Book 1 - Page 10 (1/2)

Mac stared at me, his brown eyes looking yellowish in the fluorescent lighting of my office. Truth to tell, I was surprised he was still in human form because watching one wolf change tends to encourage others. I met his gaze calmly, then dropped my eyes until I was looking at his shoulder instead.

”All right,” he said, slowly removing his hand. ”You saved me tonight-and that thing could have torn you apart. I've seen them kill.”

I didn't ask when or whom. It was important to take action in the right order to avoid worse trouble. Call Adam. Remove body from the middle of the street where anyone could see it. Then talk. I punched Adam's number from memory.

”Hauptman,” he answered, with just a touch of impatience, on the fourth ring.

”I killed a werewolf at my garage,” I said, then hung up. To Mac's raised eyebrows I said, ”That will get a faster reaction than spending twenty minutes explaining. Come on, you and I need to get the body off the street before someone spots it.” When the phone rang, my answering machine picked it up.

I took Stefan's bus because loading something large into a bus is just easier than loading it into my little Rabbit. The bus smelled of Mac, and I realized he'd not lied to me when he said he had a place to spend the night. He'd been sleeping in it for a couple of nights at least.

The bus was without brakes until we fixed it, but I managed to get it to drift to a stop next to the body. Mac helped me get it in the bus, then dashed back to the garage while I drove. When I arrived, he had the garage open for me.

We set the dead man on the cement floor next to the lift, then I parked the bus back where it had been and pulled down the garage bay door, leaving us inside with the body.

I walked to the corner farthest from the dead werewolf and sat down on the floor next to one of my big tool chests. Mac sat down next to me, and we both stared across the garage at the corpse.

Half-changed, the body looked even more grotesque under the harsh lighting of the second bay than it had under the streetlight, like something out of a black-and-white Lon Chaney movie. From where I sat I could see the slice in his neck that had killed him.

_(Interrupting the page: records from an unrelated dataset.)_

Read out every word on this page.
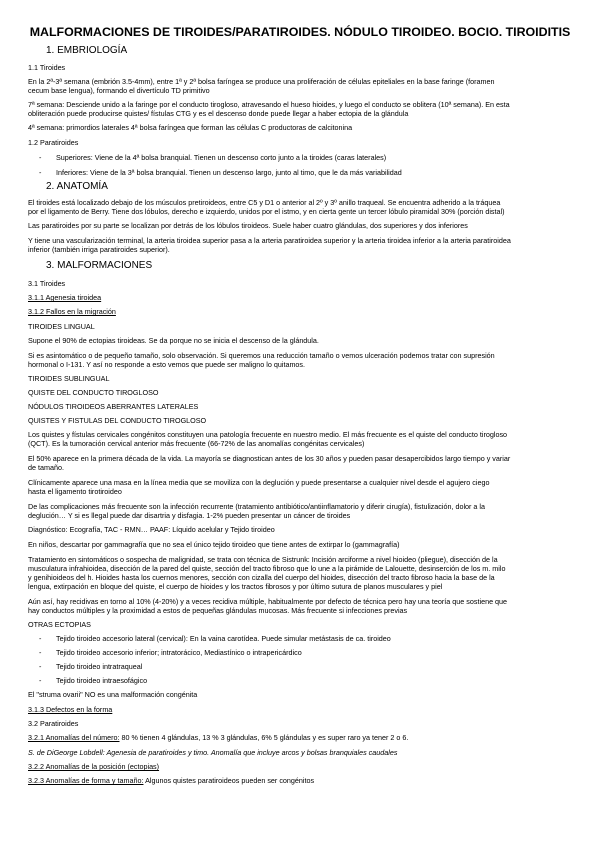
MALFORMACIONES DE TIROIDES/PARATIROIDES. NÓDULO TIROIDEO. BOCIO. TIROIDITIS
1. EMBRIOLOGÍA
1.1 Tiroides
En la 2ª-3ª semana (embrión 3.5-4mm), entre 1ª y 2ª bolsa faríngea se produce una proliferación de células epiteliales en la base faringe (foramen
cecum base lengua), formando el divertículo TD primitivo
7ª semana: Desciende unido a la faringe por el conducto tirogloso, atravesando el hueso hioides, y luego el conducto se oblitera (10ª semana). En esta
obliteración puede producirse quistes/ fístulas CTG y es el descenso donde puede llegar a haber ectopia de la glándula
4ª semana: primordios laterales 4ª bolsa faríngea que forman las células C productoras de calcitonina
1.2 Paratiroides
- Superiores: Viene de la 4ª bolsa branquial. Tienen un descenso corto junto a la tiroides (caras laterales)
- Inferiores: Viene de la 3ª bolsa branquial. Tienen un descenso largo, junto al timo, que le da más variabilidad
2. ANATOMÍA
El tiroides está localizado debajo de los músculos pretiroideos, entre C5 y D1 o anterior al 2º y 3º anillo traqueal. Se encuentra adherido a la tráquea
por el ligamento de Berry. Tiene dos lóbulos, derecho e izquierdo, unidos por el istmo, y en cierta gente un tercer lóbulo piramidal 30% (porción distal)
Las paratiroides por su parte se localizan por detrás de los lóbulos tiroideos. Suele haber cuatro glándulas, dos superiores y dos inferiores
Y tiene una vascularización terminal, la arteria tiroidea superior pasa a la arteria paratiroidea superior y la arteria tiroidea inferior a la arteria paratiroidea
inferior (también irriga paratiroides superior).
3. MALFORMACIONES
3.1 Tiroides
3.1.1 Agenesia tiroidea
3.1.2 Fallos en la migración
TIROIDES LINGUAL
Supone el 90% de ectopias tiroideas. Se da porque no se inicia el descenso de la glándula.
Si es asintomático o de pequeño tamaño, solo observación. Si queremos una reducción tamaño o vemos ulceración podemos tratar con supresión
hormonal o I-131. Y así no responde a esto vemos que puede ser maligno lo quitamos.
TIROIDES SUBLINGUAL
QUISTE DEL CONDUCTO TIROGLOSO
NÓDULOS TIROIDEOS ABERRANTES LATERALES
QUISTES Y FISTULAS DEL CONDUCTO TIROGLOSO
Los quistes y fístulas cervicales congénitos constituyen una patología frecuente en nuestro medio. El más frecuente es el quiste del conducto tirogloso
(QCT). Es la tumoración cervical anterior más frecuente (66-72% de las anomalías congénitas cervicales)
El 50% aparece en la primera década de la vida. La mayoría se diagnostican antes de los 30 años y pueden pasar desapercibidos largo tiempo y variar
de tamaño.
Clínicamente aparece una masa en la línea media que se moviliza con la deglución y puede presentarse a cualquier nivel desde el agujero ciego
hasta el ligamento tirotiroideo
De las complicaciones más frecuente son la infección recurrente (tratamiento antibiótico/antiinflamatorio y diferir cirugía), fistulización, dolor a la
deglución… Y si es llegal puede dar disartria y disfagia. 1-2% pueden presentar un cáncer de tiroides
Diagnóstico: Ecografía, TAC - RMN… PAAF: Líquido acelular y Tejido tiroideo
En niños, descartar por gammagrafía que no sea el único tejido tiroideo que tiene antes de extirpar lo (gammagrafía)
Tratamiento en sintomáticos o sospecha de malignidad, se trata con técnica de Sistrunk: Incisión arciforme a nivel hioideo (pliegue), disección de la
musculatura infrahioidea, disección de la pared del quiste, sección del tracto fibroso que lo une a la pirámide de Lalouette, desinserción de los m. milo
y genihioideos del h. Hioides hasta los cuernos menores, sección con cizalla del cuerpo del hioides, disección del tracto fibroso hacia la base de la
lengua, extirpación en bloque del quiste, el cuerpo de hioides y los tractos fibrosos y por último sutura de planos musculares y piel
Aún así, hay recidivas en torno al 10% (4-20%) y a veces recidiva múltiple, habitualmente por defecto de técnica pero hay una teoría que sostiene que
hay conductos múltiples y la proximidad a estos de pequeñas glándulas mucosas. Más frecuente si infecciones previas
OTRAS ECTOPIAS
- Tejido tiroideo accesorio lateral (cervical): En la vaina carotídea. Puede simular metástasis de ca. tiroideo
- Tejido tiroideo accesorio inferior; intratorácico, Mediastínico o intrapericárdico
- Tejido tiroideo intratraqueal
- Tejido tiroideo intraesofágico
El "struma ovarii" NO es una malformación congénita
3.1.3 Defectos en la forma
3.2 Paratiroides
3.2.1 Anomalías del número: 80 % tienen 4 glándulas, 13 % 3 glándulas, 6% 5 glándulas y es super raro ya tener 2 o 6.
S. de DiGeorge Lobdell: Agenesia de paratiroides y timo. Anomalía que incluye arcos y bolsas branquiales caudales
3.2.2 Anomalías de la posición (ectopias)
3.2.3 Anomalías de forma y tamaño: Algunos quistes paratiroideos pueden ser congénitos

”He was used to healing fast,” I said, to break the silence. ”So he didn't pay attention to his wound. But some wounds take longer to heal than others. He didn't know any more than you do. How long have you been a werewolf?”

”Two months,” Mac said, leaning his head back against the tool chest and looking at the ceiling. ”It killed my girlfriend, but I survived. Sort of.”

He was lucky, I thought, remembering the suppositions I'd had while overhearing his phone call earlier. He hadn't killed his girlfriend after all. He probably wasn't feeling lucky though, and I wasn't going to tell him that it could be worse.

”Tell me about your life afterward. Where did those men come from? Are you from the Tri-Cities?” I hadn't heard of any suspicious deaths or disappearances in the last six months.